I'd quibble with the wording here: it's obvious that the ads "refer to [things] other than themselves"being (at least in part) a collage of images and texts the ads (at the very minimum) refer back to the source texts. But I think what the author here is expressing is doubt that the ads can be "solved" in such a way that yields a coherent statement about the world. This complaint raises a good question: does an amibiguous system of meaning need to have a decodable worldview behind it in order to be worthy of attention?
Frankly, I lean towards "no." Even if the Mayday Mystery system is ultimately undecodable, there are undeniable aesthetic pleasures to be gleaned from it. I enjoy being immersed into the welter of a thickly-referential text, just on the level of the individual reference: even if the references don't "add up" into a statement they still point me towards areas of knowledge that I'm not proficient in; they remind me of the immensity, complexity, and, ultimately, the unknowability of the world as a whole, which, for me, is a pleasing reminder. (I'd rather live in a world that was infinitely, richly unknowable rather than one that could be rather easily "solved.")

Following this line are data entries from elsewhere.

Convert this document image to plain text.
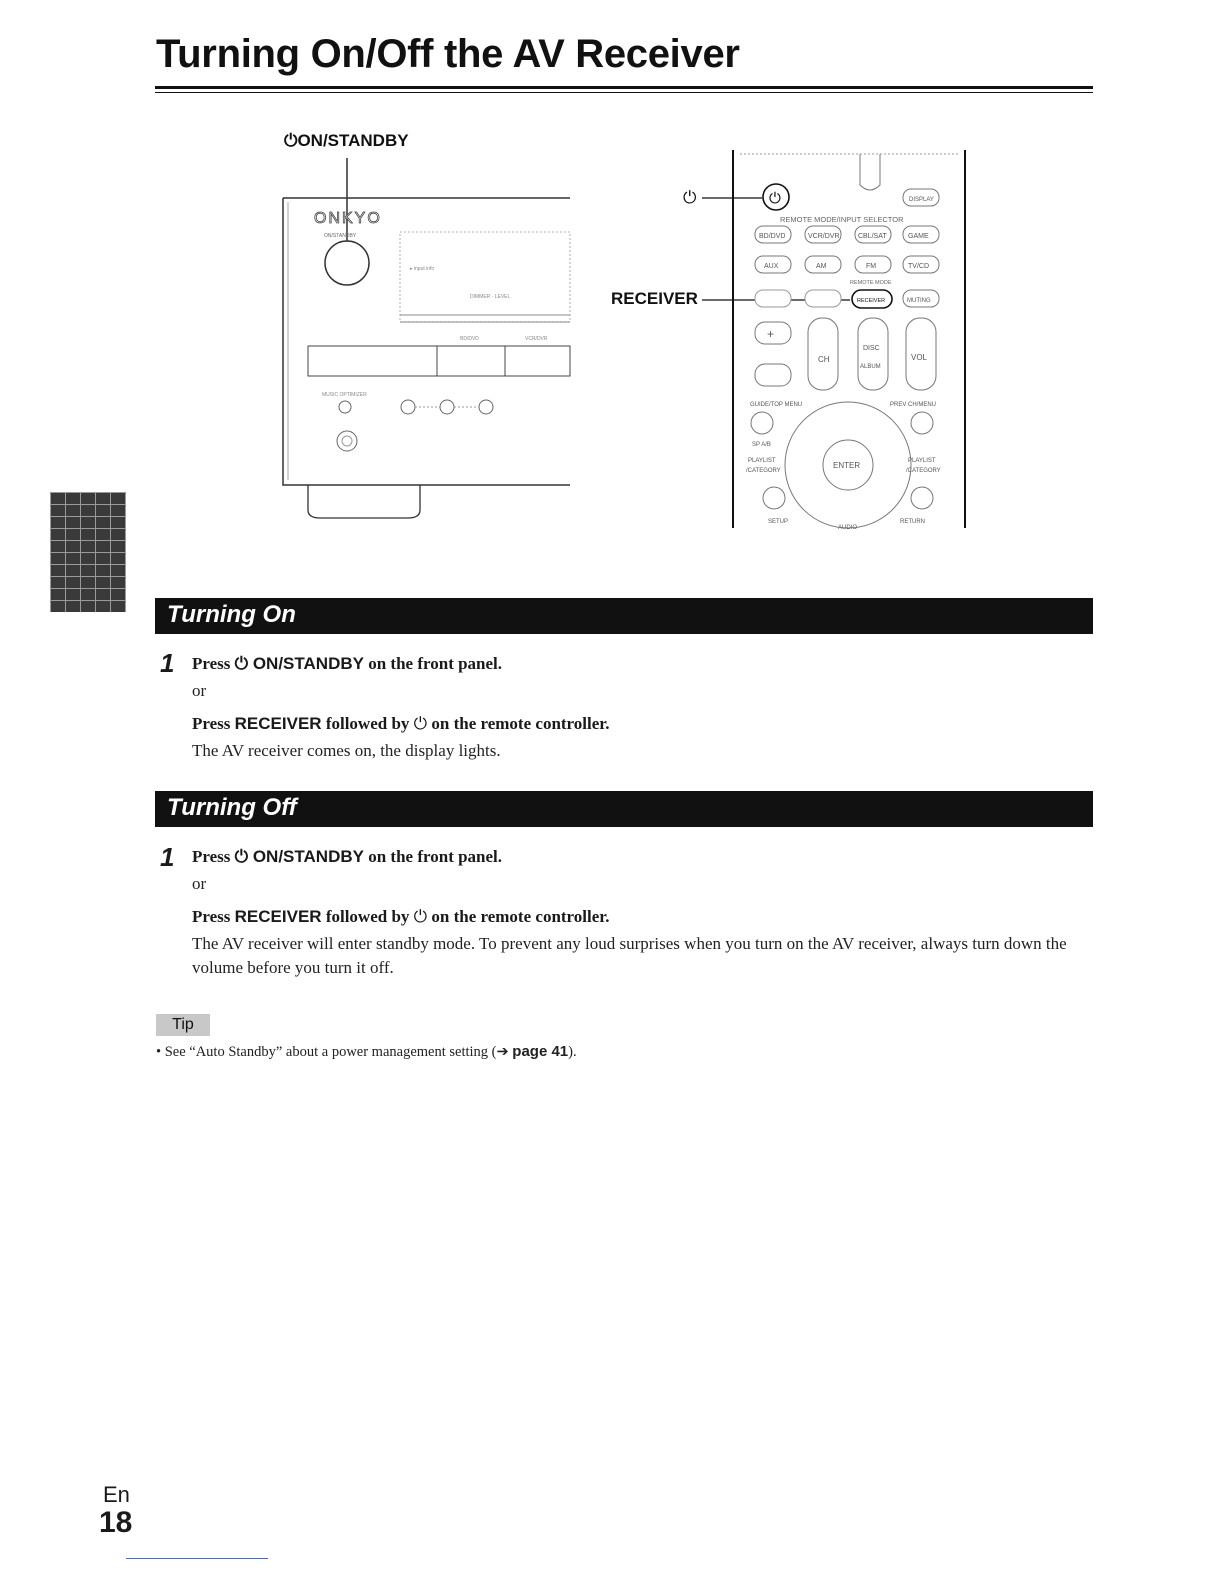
Turning On/Off the AV Receiver
⏻ON/STANDBY
ONKYO
ON/STANDBY
▸ input info
DIMMER · LEVEL
BD/DVD	VCR/DVR
MUSIC OPTIMIZER
⏻
RECEIVER
⏻	DISPLAY
REMOTE MODE/INPUT SELECTOR
BD/DVD	VCR/DVR	CBL/SAT	GAME
AUX	AM	FM	TV/CD
REMOTE MODE
RECEIVER	MUTING
+
CH
DISC
ALBUM
VOL
GUIDE/TOP MENU	PREV CH/MENU
SP A/B
ENTER
PLAYLIST
/CATEGORY
PLAYLIST
/CATEGORY
SETUP
AUDIO
RETURN
Turning On
1 Press ⏻ ON/STANDBY on the front panel.
or
Press RECEIVER followed by ⏻ on the remote controller.
The AV receiver comes on, the display lights.
Turning Off
1 Press ⏻ ON/STANDBY on the front panel.
or
Press RECEIVER followed by ⏻ on the remote controller.
The AV receiver will enter standby mode. To prevent any loud surprises when you turn on the AV receiver, always turn down the volume before you turn it off.
Tip
• See “Auto Standby” about a power management setting (➔ page 41).
En
18
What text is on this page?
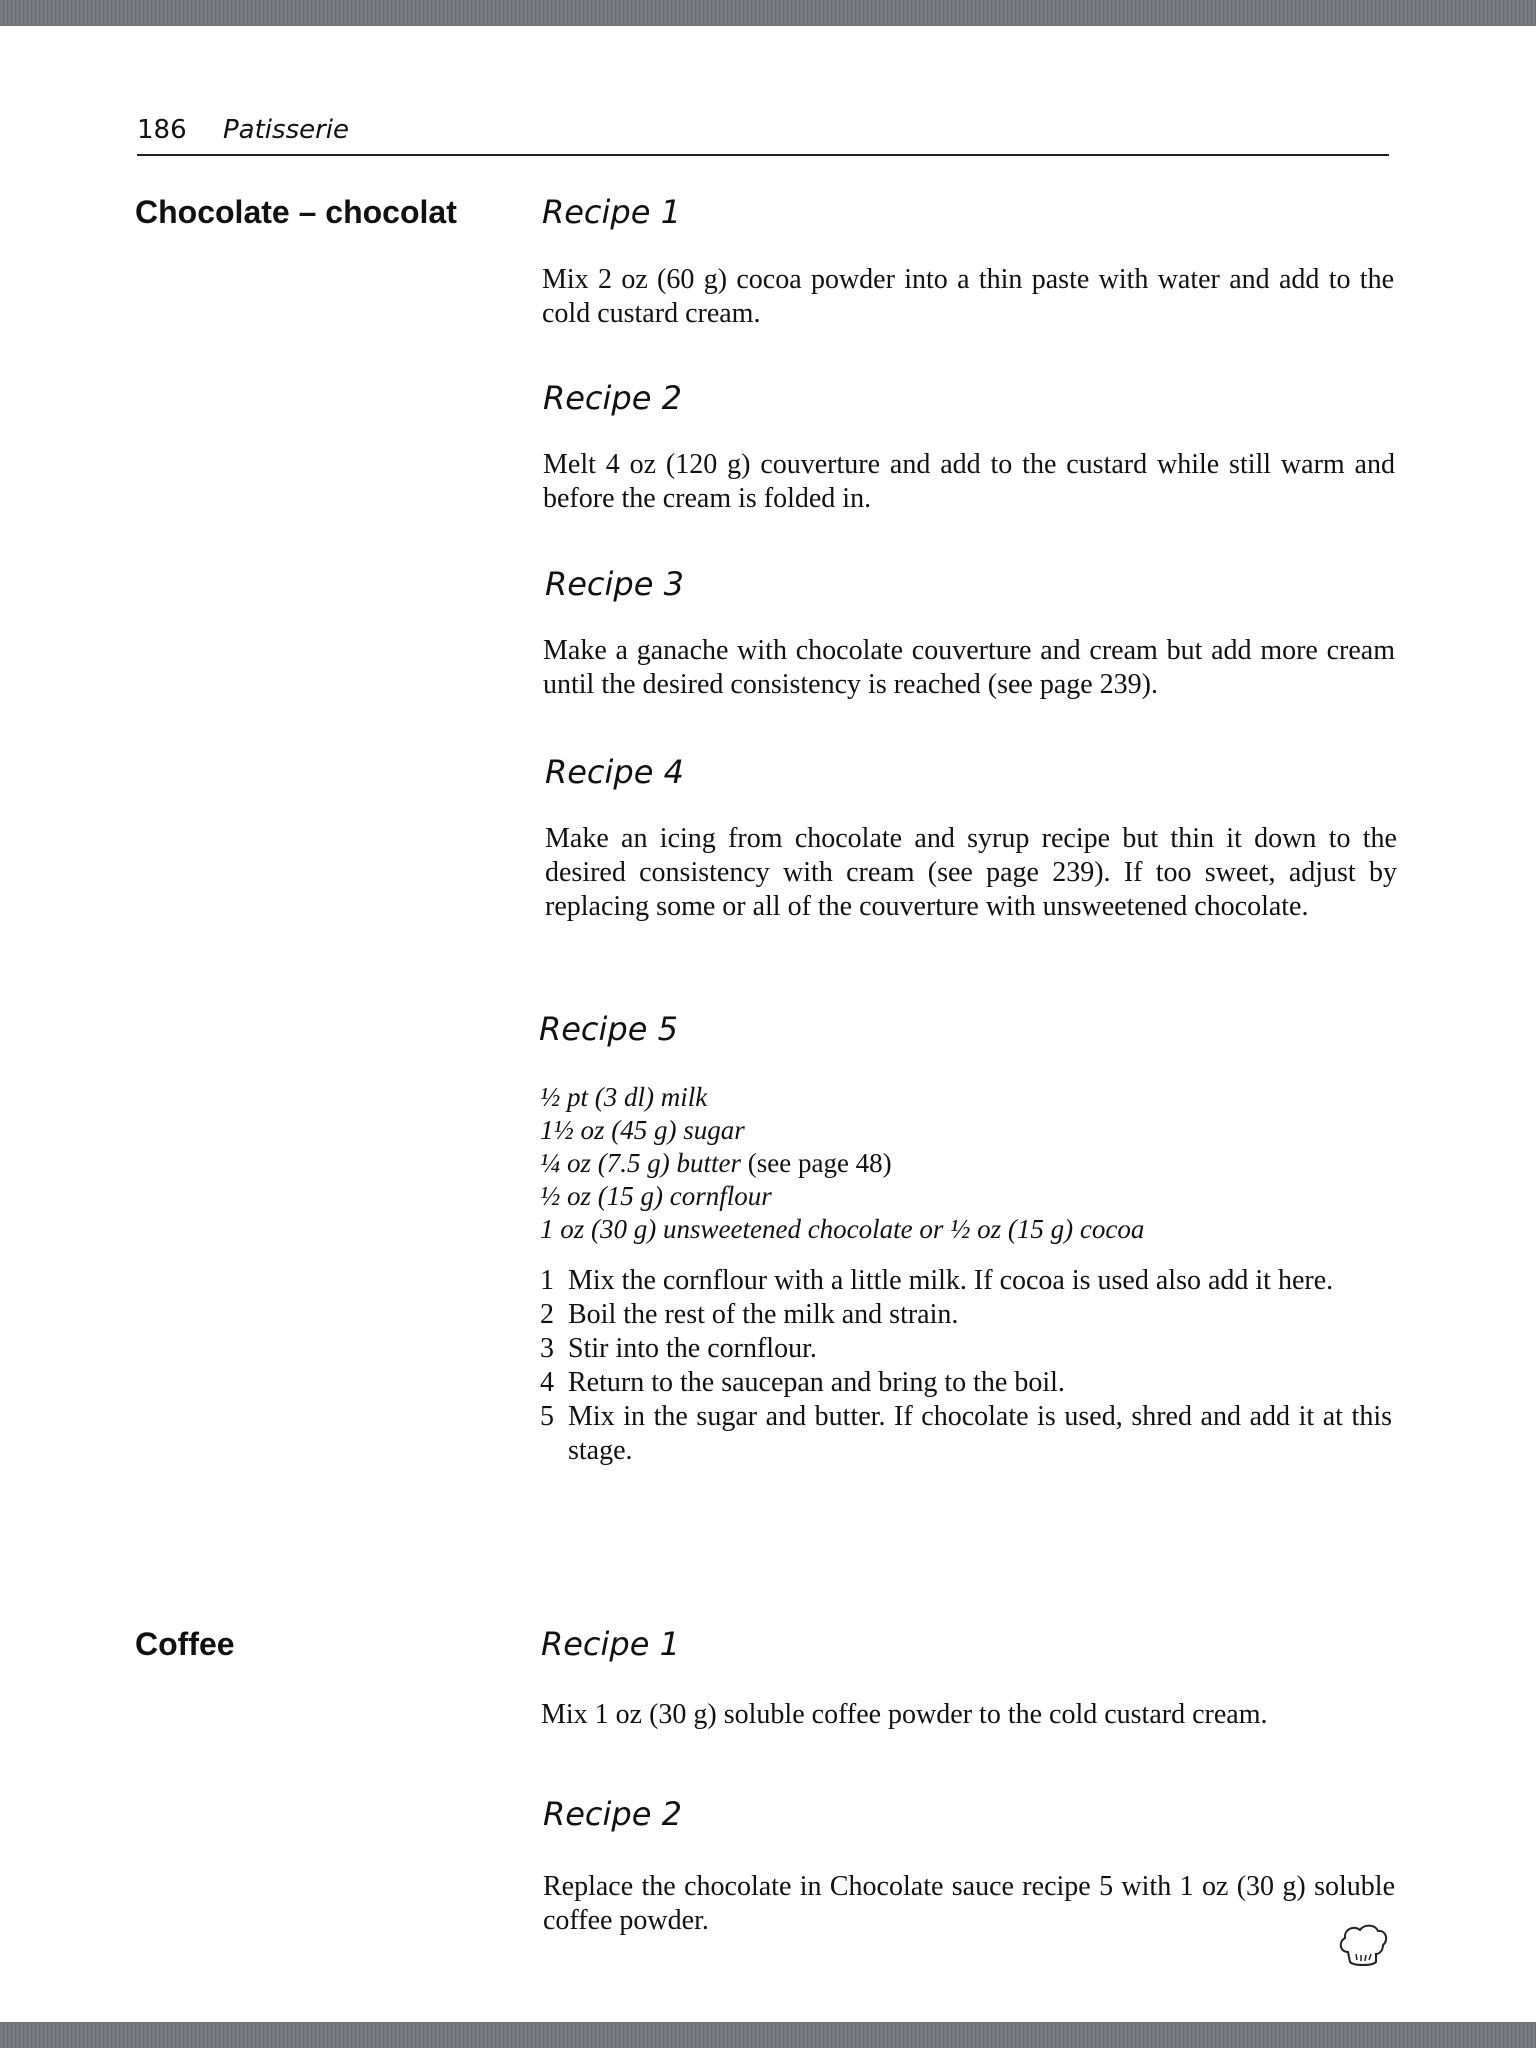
186 Patisserie
Chocolate – chocolat	Recipe 1
Mix 2 oz (60 g) cocoa powder into a thin paste with water and add to the cold custard cream.
Recipe 2
Melt 4 oz (120 g) couverture and add to the custard while still warm and before the cream is folded in.
Recipe 3
Make a ganache with chocolate couverture and cream but add more cream until the desired consistency is reached (see page 239).
Recipe 4
Make an icing from chocolate and syrup recipe but thin it down to the desired consistency with cream (see page 239). If too sweet, adjust by replacing some or all of the couverture with unsweetened chocolate.
Recipe 5
½ pt (3 dl) milk
1½ oz (45 g) sugar
¼ oz (7.5 g) butter (see page 48)
½ oz (15 g) cornflour
1 oz (30 g) unsweetened chocolate or ½ oz (15 g) cocoa
1 Mix the cornflour with a little milk. If cocoa is used also add it here.
2 Boil the rest of the milk and strain.
3 Stir into the cornflour.
4 Return to the saucepan and bring to the boil.
5 Mix in the sugar and butter. If chocolate is used, shred and add it at this stage.
Coffee	Recipe 1
Mix 1 oz (30 g) soluble coffee powder to the cold custard cream.
Recipe 2
Replace the chocolate in Chocolate sauce recipe 5 with 1 oz (30 g) soluble coffee powder.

It also seems undeniable that the Mayday texts aren't wholly random: on at least some level there is a human consciousness selecting and arranging this material (regardless of whether it is in accord with an internally consistent "plan" or not), and thus it allows me a glimpse into the subjective consciousness of another human being, which is one of the things that art is able to do. As for dismissing the work on the grounds that it might be a "product of insanity," I'd have to admit that whether an artistic subjectivity is generally considered "sane" or "insane" is not particularly important to me: we all know that the line between the two is more akin to a large, diffuse grey area. Furthermore, if we accept that one of the things that makes art valuable is its ability to expose us different points of view, then certainly artworks that help us gain access to "insane" points of viewthose most different from our ownare more valuable, not less.
For instance: artist Paul Laffoley, whose diagrammatic artworks are a kind of cousin to the Mayday texts, is rumored to have struggled with mental illness, but this does not make his pieces any less beautiful or compelling, nor does the fact that I can't figure them out, nor does the fact that I'm not even certain that there's anything "there" to "figure out" at all.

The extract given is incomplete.